We probably would not care if a furry was arrested for, say, drug possession or drunk driving. Such crimes, while perhaps similarly serious in the eyes of the law, are not similarly offensive to furry fans.

The title states the location of the individual and the fact that they were a furry – necessary because otherwise a furry reader would not know why they should read it – the fact of the arrest, and the nature of the accusation. All standard stuff.

Now, other news sites feel this is newsworthy not because the subject is a member of a community they serve, but because a fan of anthropomorphic animals allegedly committed a crime involving sex and animals. (To their credit, some covered the community's concern, while others merely exploited a perceived relation between the topics.)
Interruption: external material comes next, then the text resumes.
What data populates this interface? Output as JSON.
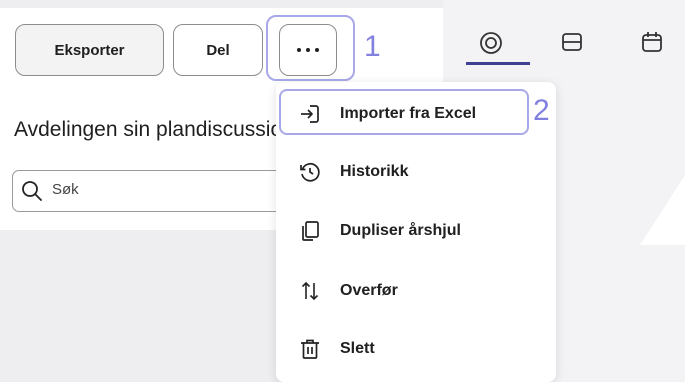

It is these stories you have a problem with. You're blaming us for enabling them – ironically, by doing our job well – yet you offer no solution other than not to cover stories which are of interest to a sizeable portion of our readership. That other reporters might use such information to make the fandom look bad is not a sufficiently compelling reason not to report it.

The issue is unlikely to be resolved unless you can explain how a public news website can communicate information to its readers without giving the same information to the rest of the world, and how we would justify doing so without looking like we had something to hide. (This seems like a question without a solution to me, but perhaps others have ideas.)